Possible Side Effects of Magnesium
Although magnesium is an essential mineral for optimum health, taking too much can lead to some uncomfortable side effects. People who take doses exceeding 350 mg of supplemental magnesium daily may experience diarrhea, bloating, and stomach cramps. Magnesium allergies are rare but possible; those who are sensitive to magnesium should take it with caution and discontinue use if any side effects appear.
When absorbed through the skin, such as with lotions that contain magnesium chloride or other salts like Epsom salt, it can cause strong concentrations that also produce gastrointestinal symptoms if too much is used. For example, taking baths utilizing 1-2 cups of dissolved Epsom salts many times per week can trigger adverse reactions.
Though it is an antioxidant nutrient which helps protect cells from damage by free radicals and prevent heart disease and lower blood pressure, those who take medication to control their blood pressure should monitor their use of supplemental magnesium carefully due to the risk of hypotension (low blood pressure). Additionally, supplementing with excess magnesium over several days or weeks may deplete calcium levels in the body. Therefore people on prolonged supplements should consider calcium/magnesium combination pills or check with a medical professional before continuing use of high doses for extended periods of time.

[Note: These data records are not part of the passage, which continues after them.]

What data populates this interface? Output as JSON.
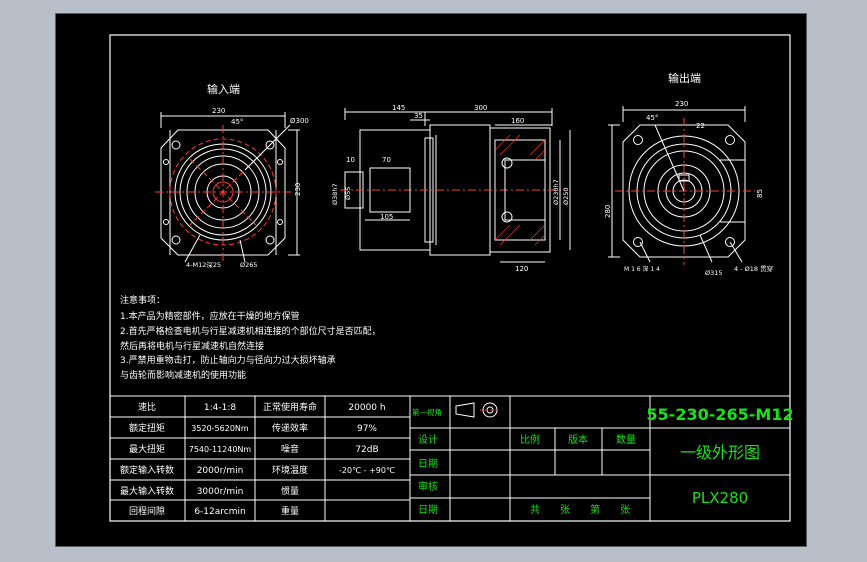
{
  "views": {
    "input_title": "输入端",
    "output_title": "输出端"
  },
  "dims": {
    "in_width": "230",
    "in_angle": "45°",
    "in_circle": "Ø300",
    "in_height": "230",
    "in_holes": "4-M12深25",
    "in_pcd": "Ø265",
    "side_145": "145",
    "side_300": "300",
    "side_35": "35",
    "side_160": "160",
    "side_10": "10",
    "side_70": "70",
    "side_shaft1": "Ø38h7",
    "side_shaft2": "Ø55",
    "side_105": "105",
    "side_pilot1": "Ø230h7",
    "side_pilot2": "Ø250",
    "side_120": "120",
    "out_width": "230",
    "out_angle": "45°",
    "out_22": "22",
    "out_85": "85",
    "out_height": "280",
    "out_m": "M 1 6 深 1 4",
    "out_pcd": "Ø315",
    "out_holes": "4 - Ø18 贯穿"
  },
  "notes": {
    "title": "注意事项：",
    "lines": [
      "1.本产品为精密部件，应放在干燥的地方保管",
      "2.首先严格检查电机与行星减速机相连接的个部位尺寸是否匹配，",
      "然后再将电机与行星减速机自然连接",
      "3.严禁用重物击打，防止轴向力与径向力过大损坏轴承",
      "与齿轮而影响减速机的使用功能"
    ]
  },
  "specs": [
    [
      "速比",
      "1:4-1:8",
      "正常使用寿命",
      "20000 h"
    ],
    [
      "额定扭矩",
      "3520-5620Nm",
      "传递效率",
      "97%"
    ],
    [
      "最大扭矩",
      "7540-11240Nm",
      "噪音",
      "72dB"
    ],
    [
      "额定输入转数",
      "2000r/min",
      "环境温度",
      "-20℃ - +90℃"
    ],
    [
      "最大输入转数",
      "3000r/min",
      "惯量",
      ""
    ],
    [
      "回程间隙",
      "6-12arcmin",
      "重量",
      ""
    ]
  ],
  "titleblock": {
    "projection": "第一视角",
    "model_code": "55-230-265-M12",
    "design": "设计",
    "scale": "比例",
    "version": "版本",
    "quantity": "数量",
    "date1": "日期",
    "drawing_name": "一级外形图",
    "review": "审核",
    "part_no": "PLX280",
    "date2": "日期",
    "sheets": "共　　张　　第　　张"
  }
}
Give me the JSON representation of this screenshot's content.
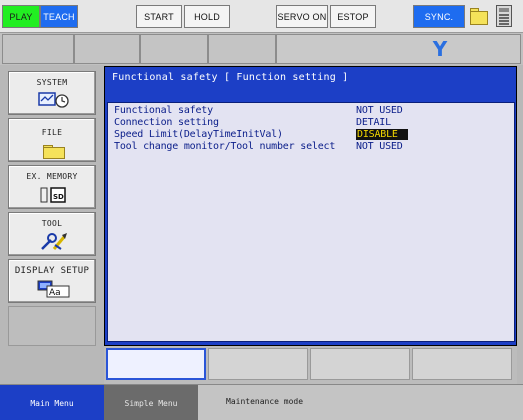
{
  "toolbar": {
    "play": "PLAY",
    "teach": "TEACH",
    "start": "START",
    "hold": "HOLD",
    "servo_on": "SERVO ON",
    "estop": "ESTOP",
    "sync": "SYNC.",
    "folder_icon": "folder-icon",
    "calculator_icon": "calculator-icon"
  },
  "jog": {
    "axis_label": "Y"
  },
  "left_menu": {
    "items": [
      {
        "label": "SYSTEM",
        "icon": "system-monitor-icon"
      },
      {
        "label": "FILE",
        "icon": "folder-icon"
      },
      {
        "label": "EX. MEMORY",
        "icon": "sd-card-icon"
      },
      {
        "label": "TOOL",
        "icon": "tool-icon"
      },
      {
        "label": "DISPLAY SETUP",
        "icon": "display-font-icon"
      }
    ]
  },
  "content": {
    "title": "Functional safety [ Function setting ]",
    "rows": [
      {
        "label": "Functional safety",
        "value": "NOT USED"
      },
      {
        "label": "Connection setting",
        "value": "DETAIL"
      },
      {
        "label": "Speed Limit(DelayTimeInitVal)",
        "value": "DISABLE"
      },
      {
        "label": "Tool change monitor/Tool number select",
        "value": "NOT USED"
      }
    ]
  },
  "status": {
    "main_menu": "Main Menu",
    "simple_menu": "Simple Menu",
    "mode": "Maintenance mode"
  },
  "colors": {
    "play_bg": "#22ee22",
    "teach_bg": "#1e6cf0",
    "content_bg": "#1c3fc6",
    "panel_bg": "#e3e3f2",
    "selected_bg": "#111111",
    "selected_text": "#f5d800",
    "axis_label": "#2a6fe0"
  }
}
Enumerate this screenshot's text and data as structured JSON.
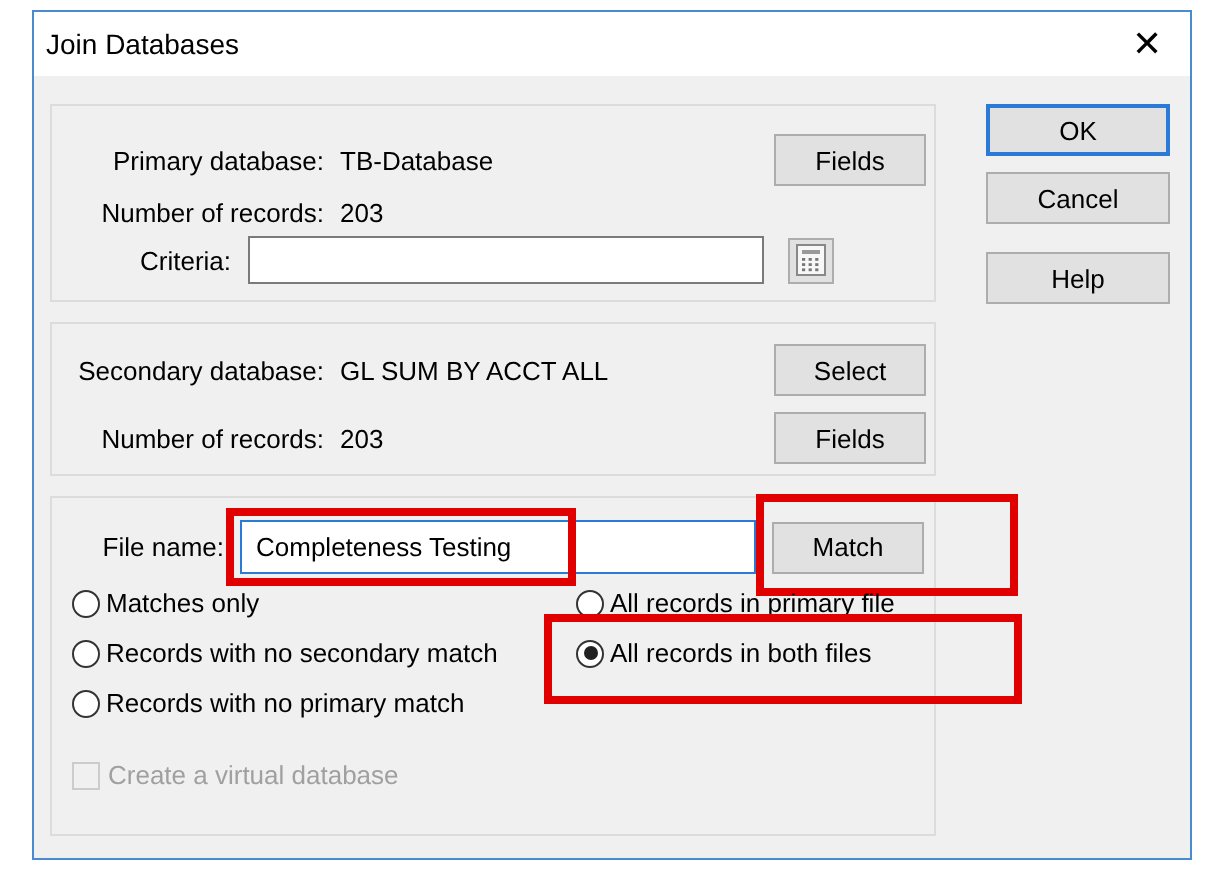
{
  "window": {
    "title": "Join Databases",
    "close": "✕"
  },
  "primary": {
    "label": "Primary database:",
    "value": "TB-Database",
    "records_label": "Number of records:",
    "records": "203",
    "fields_button": "Fields",
    "criteria_label": "Criteria:"
  },
  "secondary": {
    "label": "Secondary database:",
    "value": "GL SUM BY ACCT ALL",
    "records_label": "Number of records:",
    "records": "203",
    "select_button": "Select",
    "fields_button": "Fields"
  },
  "output": {
    "file_label": "File name:",
    "file_value": "Completeness Testing",
    "file_highlighted": true,
    "match_button": "Match",
    "match_highlighted": true,
    "options": [
      {
        "label": "Matches only",
        "selected": false,
        "highlighted": false
      },
      {
        "label": "All records in primary file",
        "selected": false,
        "highlighted": false
      },
      {
        "label": "Records with no secondary match",
        "selected": false,
        "highlighted": false
      },
      {
        "label": "All records in both files",
        "selected": true,
        "highlighted": true
      },
      {
        "label": "Records with no primary match",
        "selected": false,
        "highlighted": false
      }
    ],
    "virtual": {
      "label": "Create a virtual database",
      "checked": false,
      "disabled": true
    }
  },
  "buttons": [
    {
      "label": "OK",
      "default": true
    },
    {
      "label": "Cancel",
      "default": false
    },
    {
      "label": "Help",
      "default": false
    }
  ]
}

It has been associated with reduced inflammation, a key factor in many skin conditions including psoriasis and eczema; improved skin elasticity and regeneration from sun damage; and an overall decrease in the signs of aging. Furthermore, it has also highlighted that magnesium can help to regulate the body’s pH balance, improve sleep quality, reduce stress, and reduce anxiety levels.

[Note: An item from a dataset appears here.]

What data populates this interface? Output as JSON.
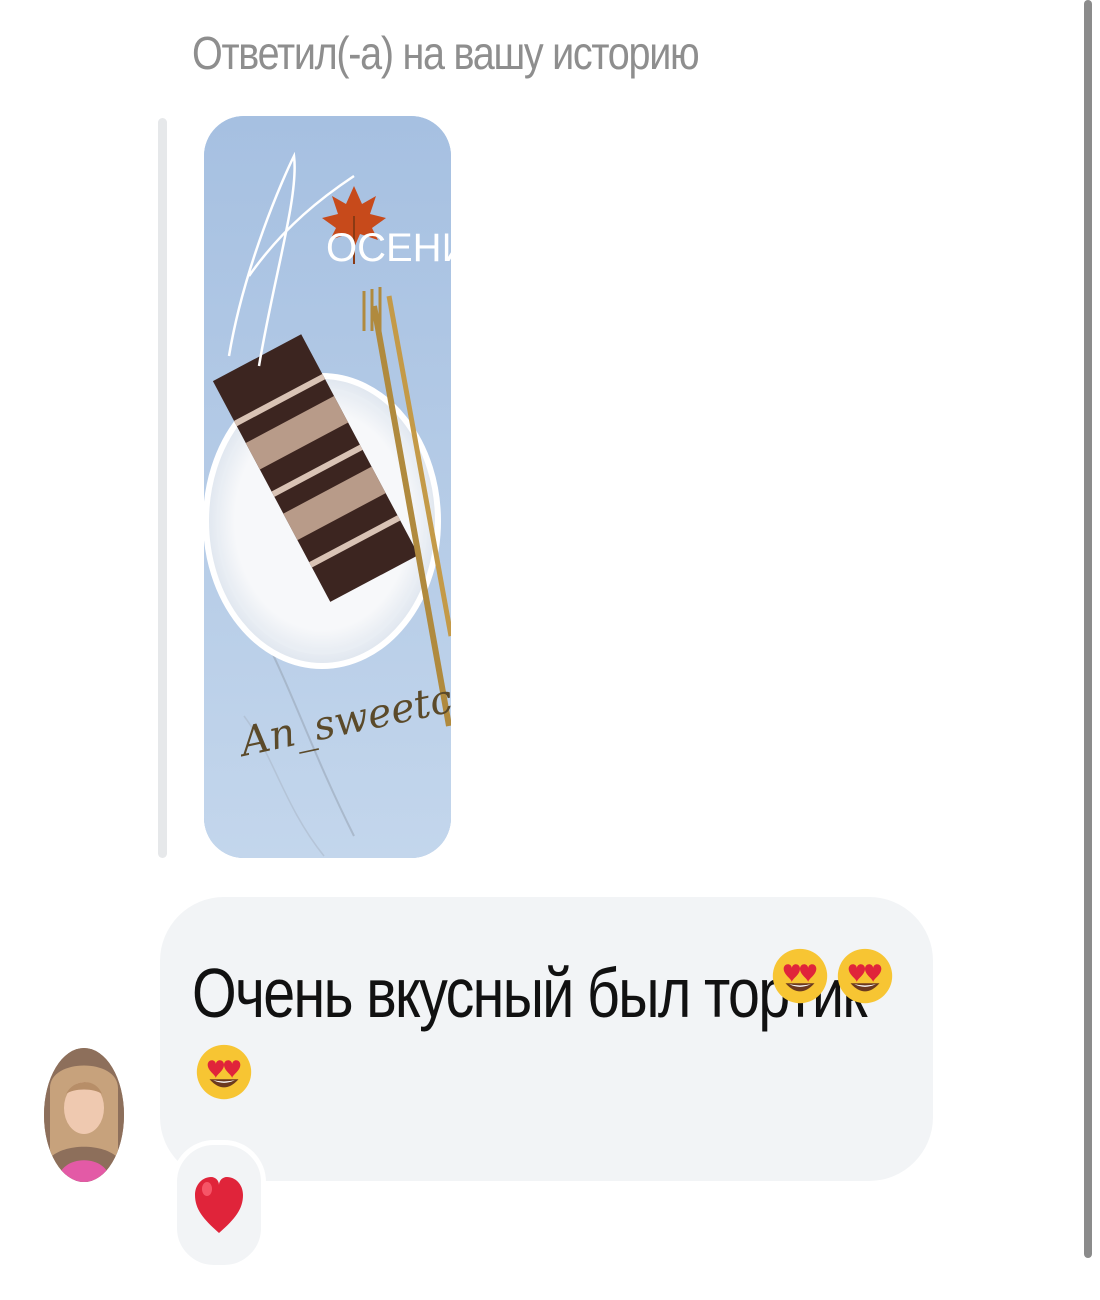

As with any supplement, it is important to speak to your doctor or nutritionist before proceeding to supplement with magnesium if you have any health concerns. Aside from dietary sources like nuts & seeds, green leafy vegetables or dark chocolate, supplementing with magnesium may be necessary if you are unable to get sufficient amounts through diet alone. Magnesium comes in many forms – ranging from topical creams or gels to tablets and capsules internally taken – so make sure you discuss the most appropriate option for your needs with your nutritionist or healthcare practitioner.